LONDON - British officials sought on Saturday to allay public health fears following the killing by radiation poisoning of a former Russian spy who blamed his mysterious death on President Vladimir Putin.
Police were scrutinising security camera footage taken when Alexander Litvinenko, a Kremlin critic who became a British citizen last month, met contacts in a sushi restaurant and a London hotel before falling ill.
"You may succeed in silencing one man. But a howl of protest from around the world will reverberate, Mr Putin, in your ears for the rest of your life." Alexander Litvinenko, Russian ex-spy
Litvinenko died on Thursday night after a three-week illness that saw his hair fall out, his body waste away and his organs slowly fail. In a statement read out after his death, he accused Putin of what would be the Kremlin's first political assassination in the West since the Cold War.
"You may succeed in silencing one man. But a howl of protest from around the world will reverberate, Mr Putin, in your ears for the rest of your life," he said.
The British government said on Saturday that Litvinenko's body had been moved from the hospital where he died to a London mortuary.
"All the necessary health and safety precautions were taken after a full risk assessment by the Health Protection Agency. The body is now the responsibility of the coroner."
Asked whether a post-mortem would be conducted, a government source told Reuters: "The question ... is being considered against the difficulty there may be in opening him up."
The agency (HPA) urged the public to call a telephone hotline for advice if they had been at any of the locations where traces of the rare radioactive isotope Polonium 210 -- discovered in Litvinenko's body - were found.
"We are trying to pin down anybody who might have been in contact with any of the radioactivity," said Pat Troop, HPA chief executive. "He may have left some on a surface. If they take it off that surface and put it all into their mouths, that's when they might be at risk," she told BBC television.
Police had found radioactive traces at the restaurant, the hotel and Litvinenko's home. Officials were preparing to decontaminate the restaurant after police finished their search.

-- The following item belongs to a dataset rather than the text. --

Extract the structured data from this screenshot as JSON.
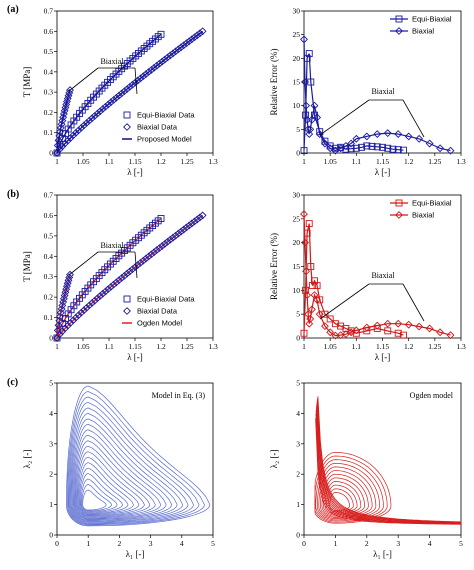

The British Foreign Office said it had asked Moscow to pass on any information that might help the police inquiry.
Putin shrugged off Litvinenko's charge.
"It is a great pity that even something as tragic as a man's death is being used for political provocation," he said.
European politicians urged Putin to help the investigation and warned of potentially grave consequences for Russia.
"Should it turn out that the Russian secret services were actually involved in the murder of Litvinenko, it would be a very serious matter," said Martin Schulz, Socialist leader in the European Parliament.
Others suggested the death was part of a plot to discredit the Kremlin, noting that Litvinenko's drawn-out death would have given him time to tell any damaging secrets he was harbouring.
Russian daily newspaper Komsomolskaya Pravda speculated: "Such a chain of events plays right into the hands of those who would wish to compromise Russia in the world arena and to cause its leadership to fall out with Western leaders."
Alexander Goldfarb, Russian dissident and close friend of Litvinenko, responded: "This smacks to me of a classic KGB disinformation campaign to cover up their tracks."
The use of Polonium 210 suggested to experts only a sophisticated group, if not a powerful state, was behind the crime.
"This is not a tool chosen by a group of amateurs. These people had some serious resources behind them," Dr Andrea Sella, chemistry lecturer at University College London, told Reuters.